POLITIQUE

Achat de livres : Yves Bolduc exige que les commissions scolaires rétablissent les budgets

28/08/2014 07:25 EDT | Actualisé 28/10/2014 05:12 EDT
PC

Le ministre de l'Éducation, du Loisir et du Sport, Yves Bolduc, exige que les commissions scolaires investissent les mêmes sommes que par les années passées pour acheter de nouveaux livres pour les écoles.

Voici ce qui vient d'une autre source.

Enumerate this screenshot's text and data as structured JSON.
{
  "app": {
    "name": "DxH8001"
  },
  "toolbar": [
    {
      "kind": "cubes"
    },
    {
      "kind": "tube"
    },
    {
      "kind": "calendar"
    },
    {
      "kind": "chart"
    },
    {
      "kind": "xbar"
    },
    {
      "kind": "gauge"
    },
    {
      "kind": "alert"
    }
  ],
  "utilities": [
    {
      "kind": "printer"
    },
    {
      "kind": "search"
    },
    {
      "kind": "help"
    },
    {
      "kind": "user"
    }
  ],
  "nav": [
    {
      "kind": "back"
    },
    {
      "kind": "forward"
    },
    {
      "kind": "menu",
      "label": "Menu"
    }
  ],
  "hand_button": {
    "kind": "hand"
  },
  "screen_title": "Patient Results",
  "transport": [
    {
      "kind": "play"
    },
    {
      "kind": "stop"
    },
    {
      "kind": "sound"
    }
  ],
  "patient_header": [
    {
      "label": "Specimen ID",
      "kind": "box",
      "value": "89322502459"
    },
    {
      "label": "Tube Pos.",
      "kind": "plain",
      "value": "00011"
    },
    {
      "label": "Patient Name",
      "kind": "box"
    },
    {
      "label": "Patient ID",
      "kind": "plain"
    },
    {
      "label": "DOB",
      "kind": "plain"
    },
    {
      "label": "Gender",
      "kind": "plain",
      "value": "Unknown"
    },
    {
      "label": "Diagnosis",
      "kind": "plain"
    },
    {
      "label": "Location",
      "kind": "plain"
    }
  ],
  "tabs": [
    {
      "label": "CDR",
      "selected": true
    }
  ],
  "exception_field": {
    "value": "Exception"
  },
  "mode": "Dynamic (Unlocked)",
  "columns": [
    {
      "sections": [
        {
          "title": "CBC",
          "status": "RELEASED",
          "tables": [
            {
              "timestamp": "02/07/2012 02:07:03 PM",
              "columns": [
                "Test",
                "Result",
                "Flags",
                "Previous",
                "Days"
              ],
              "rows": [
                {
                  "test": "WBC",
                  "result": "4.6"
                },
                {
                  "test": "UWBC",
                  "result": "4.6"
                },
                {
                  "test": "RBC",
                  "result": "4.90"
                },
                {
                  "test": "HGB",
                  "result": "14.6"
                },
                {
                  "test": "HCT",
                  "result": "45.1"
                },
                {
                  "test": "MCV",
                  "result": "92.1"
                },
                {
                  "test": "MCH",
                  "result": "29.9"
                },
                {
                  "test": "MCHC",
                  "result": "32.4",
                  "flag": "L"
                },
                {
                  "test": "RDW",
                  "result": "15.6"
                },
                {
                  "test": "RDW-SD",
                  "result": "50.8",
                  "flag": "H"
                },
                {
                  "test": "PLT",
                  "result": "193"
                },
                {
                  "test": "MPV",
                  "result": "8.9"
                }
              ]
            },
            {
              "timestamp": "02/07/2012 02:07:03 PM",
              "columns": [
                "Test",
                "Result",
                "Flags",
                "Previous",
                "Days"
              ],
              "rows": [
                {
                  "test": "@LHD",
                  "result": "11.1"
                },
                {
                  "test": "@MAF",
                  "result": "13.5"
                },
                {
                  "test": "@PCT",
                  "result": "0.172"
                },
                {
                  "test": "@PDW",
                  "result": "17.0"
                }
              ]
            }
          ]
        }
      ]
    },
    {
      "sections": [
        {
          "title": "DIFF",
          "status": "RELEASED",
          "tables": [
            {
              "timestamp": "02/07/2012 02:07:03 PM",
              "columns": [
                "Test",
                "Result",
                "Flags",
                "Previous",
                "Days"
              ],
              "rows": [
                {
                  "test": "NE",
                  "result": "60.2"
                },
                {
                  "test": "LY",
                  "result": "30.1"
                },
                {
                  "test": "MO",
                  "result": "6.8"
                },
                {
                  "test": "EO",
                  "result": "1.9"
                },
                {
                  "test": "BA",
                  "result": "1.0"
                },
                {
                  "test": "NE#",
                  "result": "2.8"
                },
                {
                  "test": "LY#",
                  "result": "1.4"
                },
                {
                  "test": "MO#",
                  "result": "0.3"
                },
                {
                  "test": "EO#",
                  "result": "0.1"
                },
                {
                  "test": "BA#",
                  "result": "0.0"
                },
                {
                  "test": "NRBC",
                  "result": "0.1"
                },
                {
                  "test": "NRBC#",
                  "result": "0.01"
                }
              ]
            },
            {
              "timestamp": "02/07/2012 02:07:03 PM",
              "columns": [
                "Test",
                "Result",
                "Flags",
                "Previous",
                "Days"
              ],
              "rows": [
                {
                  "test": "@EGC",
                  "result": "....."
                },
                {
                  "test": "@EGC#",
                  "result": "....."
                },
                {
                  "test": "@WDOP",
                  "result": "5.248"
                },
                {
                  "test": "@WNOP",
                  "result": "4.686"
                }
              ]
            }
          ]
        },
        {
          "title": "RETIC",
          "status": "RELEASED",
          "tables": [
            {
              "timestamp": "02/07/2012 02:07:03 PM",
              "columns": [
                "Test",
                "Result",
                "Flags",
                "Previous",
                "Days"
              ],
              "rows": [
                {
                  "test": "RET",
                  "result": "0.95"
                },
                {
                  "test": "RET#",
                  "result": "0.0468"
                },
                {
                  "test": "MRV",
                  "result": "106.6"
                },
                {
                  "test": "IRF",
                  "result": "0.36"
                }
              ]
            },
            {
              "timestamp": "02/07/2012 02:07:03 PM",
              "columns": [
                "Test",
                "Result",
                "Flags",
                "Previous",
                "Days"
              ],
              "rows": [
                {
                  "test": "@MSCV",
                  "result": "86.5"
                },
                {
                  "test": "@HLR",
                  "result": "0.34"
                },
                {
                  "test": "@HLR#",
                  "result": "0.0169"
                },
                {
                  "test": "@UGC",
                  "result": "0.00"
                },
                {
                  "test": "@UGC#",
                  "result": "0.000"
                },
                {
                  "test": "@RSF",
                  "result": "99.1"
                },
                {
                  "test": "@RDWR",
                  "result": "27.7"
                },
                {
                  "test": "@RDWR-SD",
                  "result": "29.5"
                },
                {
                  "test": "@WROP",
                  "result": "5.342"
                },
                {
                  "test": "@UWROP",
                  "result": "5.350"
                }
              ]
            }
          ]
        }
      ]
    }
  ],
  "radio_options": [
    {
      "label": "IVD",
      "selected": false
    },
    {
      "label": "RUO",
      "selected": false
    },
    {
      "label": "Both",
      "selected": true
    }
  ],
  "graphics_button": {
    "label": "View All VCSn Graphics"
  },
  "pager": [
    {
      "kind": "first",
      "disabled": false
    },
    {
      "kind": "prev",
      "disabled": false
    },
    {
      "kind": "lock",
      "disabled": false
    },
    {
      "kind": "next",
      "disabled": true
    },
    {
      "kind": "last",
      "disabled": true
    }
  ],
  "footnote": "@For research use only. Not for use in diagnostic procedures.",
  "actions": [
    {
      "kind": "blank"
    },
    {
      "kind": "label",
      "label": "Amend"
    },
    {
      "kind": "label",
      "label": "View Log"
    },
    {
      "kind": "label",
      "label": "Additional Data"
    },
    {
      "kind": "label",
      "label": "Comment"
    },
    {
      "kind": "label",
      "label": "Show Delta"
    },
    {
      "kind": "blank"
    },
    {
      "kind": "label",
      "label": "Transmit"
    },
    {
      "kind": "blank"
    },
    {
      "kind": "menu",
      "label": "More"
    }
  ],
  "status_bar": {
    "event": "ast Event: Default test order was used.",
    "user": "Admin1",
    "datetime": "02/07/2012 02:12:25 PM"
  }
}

Une nouvelle mesure de reddition de compte sera d'ailleurs spécialement mise en place pour l'achat des ouvrages. Le ministre Bolduc vient de signer une lettre qui sera envoyée à tous les dirigeants des commissions scolaires du Québec pour les mettre au courant. 

Le ministre passe donc de la parole aux actes. Après s'être excusé, mardi, pour ses propos banalisant la baisse du financement pour l'achat de livres pour les établissements scolaires, il avait affirmé qu'il allait demander aux commissions scolaires de rétablir les budgets des bibliothèques.

Cette année, les commissions scolaires doivent investir près de 15 millions dans les livres, selon le cabinet du ministre Bolduc. Elles font toutefois face à des compressions budgétaires de 150 millions de dollars.

Au début de la semaine, la Commission scolaire des Phares, dans le Bas-Saint-Laurent, a par exemple annoncé que son budget pour l'achat des livres sera réduit de près de moitié. Les fonds réservés aux livres passeront de 140 000 $ à 80 000 $, une baisse de près de 45 %.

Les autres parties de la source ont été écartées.